M. A… se prévaut des liens qu’il entretient avec un de ses frères et plusieurs oncles, tantes et cousins résidant régulièrement en France. Toutefois, si M. A…, qui est célibataire et sans charge de famille en France, justifie de la présence en France de nombreux membres de sa famille, dont certains sont de nationalité française, il n’apporte pas d’élément venant corroborer ses allégations relatives aux liens d’une particulière intensité qu’il entretiendrait avec eux. En outre, il est constant que plusieurs membres de sa famille résident en Amérique du Nord. S’il établit également, par les pièces qu’il produit, que son fils, âgé de six ans et demi à la date de l’arrêté, réside au Canada avec son ex-compagne et que ses parents vivaient régulièrement, au moins jusqu’au mois de mars 2024, aux Etats-Unis d’Amérique, il ne ressort pas pour autant des pièces du dossier qu’il se trouverait isolé en cas de retour dans son pays d’origine, où il a vécu jusqu’à l’âge de trente ans. Par ailleurs, ainsi qu’il a été dit au point 5 de la présente ordonnance, M. A…, qui déclare être entré sur le territoire français le 18 février 2018, s’y est maintenu irrégulièrement jusqu’au dépôt de sa demande de titre de séjour en août 2023, ne justifie pas d’une insertion professionnelle suffisamment ancienne et stable à la date de la décision contestée. Dans ces conditions, le préfet du Val-d’Oise n’a pas porté une atteinte disproportionnée au droit de M. A… au respect de sa vie privée et familiale en refusant de lui délivrer un titre de séjour. Il s’ensuit que les moyens tirés de la méconnaissance des stipulations de l’article 8 de la convention européenne de sauvegarde des droits de l’homme et des libertés fondamentales et des dispositions de l’article L. 423-23 du code de l’entrée et du séjour des étrangers et du droit d’asile doivent être écartés.

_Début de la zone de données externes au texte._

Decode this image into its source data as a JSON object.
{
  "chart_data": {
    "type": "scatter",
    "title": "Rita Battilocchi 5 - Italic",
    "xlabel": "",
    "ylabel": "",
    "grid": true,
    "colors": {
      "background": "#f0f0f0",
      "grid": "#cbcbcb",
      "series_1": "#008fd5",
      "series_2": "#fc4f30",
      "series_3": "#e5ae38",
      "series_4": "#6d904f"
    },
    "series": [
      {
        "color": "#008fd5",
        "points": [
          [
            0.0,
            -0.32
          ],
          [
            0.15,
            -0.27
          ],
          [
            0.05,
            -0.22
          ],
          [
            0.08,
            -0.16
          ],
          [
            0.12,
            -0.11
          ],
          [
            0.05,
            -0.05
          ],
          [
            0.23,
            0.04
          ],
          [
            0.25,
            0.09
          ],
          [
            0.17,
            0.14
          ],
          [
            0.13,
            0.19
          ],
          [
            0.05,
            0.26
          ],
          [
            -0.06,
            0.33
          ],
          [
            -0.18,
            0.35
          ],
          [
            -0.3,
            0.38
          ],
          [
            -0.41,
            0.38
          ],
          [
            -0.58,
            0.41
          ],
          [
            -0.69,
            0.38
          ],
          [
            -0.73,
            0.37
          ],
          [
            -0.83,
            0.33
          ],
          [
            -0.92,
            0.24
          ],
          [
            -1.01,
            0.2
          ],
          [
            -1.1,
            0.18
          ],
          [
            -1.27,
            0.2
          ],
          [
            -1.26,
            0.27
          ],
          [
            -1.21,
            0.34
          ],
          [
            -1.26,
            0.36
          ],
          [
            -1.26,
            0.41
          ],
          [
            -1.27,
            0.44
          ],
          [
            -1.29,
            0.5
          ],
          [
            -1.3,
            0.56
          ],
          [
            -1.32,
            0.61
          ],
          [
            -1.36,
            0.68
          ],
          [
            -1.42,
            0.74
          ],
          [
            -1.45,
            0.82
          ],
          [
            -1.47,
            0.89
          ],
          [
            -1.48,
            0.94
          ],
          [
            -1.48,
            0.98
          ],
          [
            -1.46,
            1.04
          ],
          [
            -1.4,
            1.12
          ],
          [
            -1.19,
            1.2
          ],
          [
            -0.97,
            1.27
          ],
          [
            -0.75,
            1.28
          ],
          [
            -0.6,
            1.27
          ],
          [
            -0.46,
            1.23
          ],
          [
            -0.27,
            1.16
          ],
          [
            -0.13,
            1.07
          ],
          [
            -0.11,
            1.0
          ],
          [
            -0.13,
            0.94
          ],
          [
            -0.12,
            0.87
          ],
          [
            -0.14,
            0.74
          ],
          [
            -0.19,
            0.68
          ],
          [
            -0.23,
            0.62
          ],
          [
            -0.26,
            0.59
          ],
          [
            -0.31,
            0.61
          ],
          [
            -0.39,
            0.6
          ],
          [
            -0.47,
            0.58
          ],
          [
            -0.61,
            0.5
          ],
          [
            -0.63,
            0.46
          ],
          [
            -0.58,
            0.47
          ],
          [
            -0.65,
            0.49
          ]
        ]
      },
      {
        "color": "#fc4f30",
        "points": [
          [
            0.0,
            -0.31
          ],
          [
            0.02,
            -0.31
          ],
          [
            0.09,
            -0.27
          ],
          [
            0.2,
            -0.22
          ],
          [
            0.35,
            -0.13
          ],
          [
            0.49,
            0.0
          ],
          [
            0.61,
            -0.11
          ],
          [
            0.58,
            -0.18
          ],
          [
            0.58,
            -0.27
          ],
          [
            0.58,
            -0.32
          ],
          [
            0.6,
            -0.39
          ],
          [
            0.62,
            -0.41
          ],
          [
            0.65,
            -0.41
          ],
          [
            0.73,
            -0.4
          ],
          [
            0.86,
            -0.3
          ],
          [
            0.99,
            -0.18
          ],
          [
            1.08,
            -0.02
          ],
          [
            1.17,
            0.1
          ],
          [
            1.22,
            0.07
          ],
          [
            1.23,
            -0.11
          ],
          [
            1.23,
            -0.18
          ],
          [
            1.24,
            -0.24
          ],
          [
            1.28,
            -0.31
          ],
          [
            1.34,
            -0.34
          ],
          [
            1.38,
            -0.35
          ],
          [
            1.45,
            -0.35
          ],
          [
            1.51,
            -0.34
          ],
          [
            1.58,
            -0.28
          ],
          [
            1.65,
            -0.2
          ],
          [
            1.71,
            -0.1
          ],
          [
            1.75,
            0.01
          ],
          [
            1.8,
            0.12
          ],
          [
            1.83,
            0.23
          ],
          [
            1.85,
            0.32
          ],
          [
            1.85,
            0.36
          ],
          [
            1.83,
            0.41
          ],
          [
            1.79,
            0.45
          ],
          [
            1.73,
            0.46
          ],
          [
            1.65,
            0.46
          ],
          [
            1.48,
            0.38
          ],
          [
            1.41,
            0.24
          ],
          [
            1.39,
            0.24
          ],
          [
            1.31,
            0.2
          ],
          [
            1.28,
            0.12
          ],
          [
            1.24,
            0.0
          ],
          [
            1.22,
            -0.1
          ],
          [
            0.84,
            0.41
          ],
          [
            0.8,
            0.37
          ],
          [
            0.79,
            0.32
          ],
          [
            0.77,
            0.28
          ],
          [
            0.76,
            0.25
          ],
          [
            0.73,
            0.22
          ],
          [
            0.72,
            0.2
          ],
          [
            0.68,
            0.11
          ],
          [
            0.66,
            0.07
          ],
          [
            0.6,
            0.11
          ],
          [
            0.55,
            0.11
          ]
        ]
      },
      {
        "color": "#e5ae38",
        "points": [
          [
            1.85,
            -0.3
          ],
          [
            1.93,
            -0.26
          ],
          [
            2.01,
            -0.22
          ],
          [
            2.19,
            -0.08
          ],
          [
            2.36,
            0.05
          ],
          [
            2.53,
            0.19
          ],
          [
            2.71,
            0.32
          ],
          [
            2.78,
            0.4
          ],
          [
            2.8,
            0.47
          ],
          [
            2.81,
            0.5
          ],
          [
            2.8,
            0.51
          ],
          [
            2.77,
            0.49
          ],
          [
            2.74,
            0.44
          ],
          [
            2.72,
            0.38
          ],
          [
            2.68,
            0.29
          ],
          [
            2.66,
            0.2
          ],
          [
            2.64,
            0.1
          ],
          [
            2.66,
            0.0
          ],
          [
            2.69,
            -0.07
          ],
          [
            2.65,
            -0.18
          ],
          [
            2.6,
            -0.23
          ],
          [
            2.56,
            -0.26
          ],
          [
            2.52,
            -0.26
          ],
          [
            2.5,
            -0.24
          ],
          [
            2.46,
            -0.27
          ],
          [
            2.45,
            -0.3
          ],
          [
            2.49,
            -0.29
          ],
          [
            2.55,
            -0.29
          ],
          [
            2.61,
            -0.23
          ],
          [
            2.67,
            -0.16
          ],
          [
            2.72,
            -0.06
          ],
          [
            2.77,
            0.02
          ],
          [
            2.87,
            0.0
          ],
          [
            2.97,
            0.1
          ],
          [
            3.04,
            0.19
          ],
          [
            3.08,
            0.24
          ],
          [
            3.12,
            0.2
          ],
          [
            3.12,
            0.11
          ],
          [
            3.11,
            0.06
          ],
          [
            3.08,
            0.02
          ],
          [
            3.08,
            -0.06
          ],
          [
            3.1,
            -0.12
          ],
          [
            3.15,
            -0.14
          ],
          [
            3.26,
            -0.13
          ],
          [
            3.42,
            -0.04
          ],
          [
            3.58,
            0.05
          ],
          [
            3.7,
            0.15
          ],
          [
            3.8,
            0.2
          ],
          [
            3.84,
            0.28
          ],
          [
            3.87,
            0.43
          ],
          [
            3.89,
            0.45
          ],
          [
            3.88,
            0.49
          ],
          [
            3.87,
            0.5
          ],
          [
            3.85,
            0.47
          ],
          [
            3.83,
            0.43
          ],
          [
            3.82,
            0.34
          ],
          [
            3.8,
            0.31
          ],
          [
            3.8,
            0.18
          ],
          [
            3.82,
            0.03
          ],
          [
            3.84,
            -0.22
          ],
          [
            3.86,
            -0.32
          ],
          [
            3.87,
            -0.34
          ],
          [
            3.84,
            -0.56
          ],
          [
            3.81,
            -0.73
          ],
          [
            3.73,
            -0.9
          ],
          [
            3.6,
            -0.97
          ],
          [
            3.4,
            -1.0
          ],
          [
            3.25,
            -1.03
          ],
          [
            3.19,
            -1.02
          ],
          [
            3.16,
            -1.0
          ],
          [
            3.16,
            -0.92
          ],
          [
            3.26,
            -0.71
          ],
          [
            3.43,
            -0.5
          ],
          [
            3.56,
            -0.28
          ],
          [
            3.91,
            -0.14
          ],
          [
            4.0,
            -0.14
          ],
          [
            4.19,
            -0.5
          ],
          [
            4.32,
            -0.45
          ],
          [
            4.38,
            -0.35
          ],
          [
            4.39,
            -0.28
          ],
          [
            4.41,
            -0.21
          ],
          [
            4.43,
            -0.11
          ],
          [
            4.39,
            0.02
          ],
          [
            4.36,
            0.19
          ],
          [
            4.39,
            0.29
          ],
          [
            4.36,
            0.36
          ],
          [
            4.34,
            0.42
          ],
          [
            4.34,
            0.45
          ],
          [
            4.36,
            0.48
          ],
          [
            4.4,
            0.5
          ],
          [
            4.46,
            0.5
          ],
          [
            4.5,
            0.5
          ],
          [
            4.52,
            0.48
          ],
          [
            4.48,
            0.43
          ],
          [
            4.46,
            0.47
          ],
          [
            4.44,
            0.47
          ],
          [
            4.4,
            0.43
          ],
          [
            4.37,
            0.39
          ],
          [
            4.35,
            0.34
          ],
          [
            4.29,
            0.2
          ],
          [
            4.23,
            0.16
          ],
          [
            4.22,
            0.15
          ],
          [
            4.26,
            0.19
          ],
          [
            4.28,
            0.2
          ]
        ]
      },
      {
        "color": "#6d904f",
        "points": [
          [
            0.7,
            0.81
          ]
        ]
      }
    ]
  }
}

En dernier lieu, ainsi qu’il a été dit ci-dessus, M. A… n’établit pas l’illégalité de la décision de refus de titre de séjour. Dès lors, le moyen tiré de l’illégalité de cette décision, soulevé par la voie de l’exception à l’appui de la contestation de la décision portant obligation de quitter le territoire français, doit être écarté.
Il résulte de ce qui précède que la requête d’appel de M. A… est manifestement dépourvue de fondement et peut être rejetée, selon la procédure prévue au dernier alinéa de l’article R. 222-1 du code de justice administrative, y compris ses conclusions à fin d’injonction sous astreinte et celles présentées au titre des articles 37 de la loi du 10 juillet 1991 et L. 761-1 du code de justice administrative.
O R D O N N E :
Article 1er : La requête de M. A… est rejetée.
Article 2 : La présente ordonnance sera notifiée à M. B….
Fait à Versailles, le 9 décembre 2025.
Le magistrat désigné,
G. Camenen
La République mande et ordonne au ministre de l’intérieur en ce qui le concerne ou à tous commissaires de justice à ce requis en ce qui concerne les voies de droit commun, contre les parties privées, de pourvoir à l’exécution de la présente décision.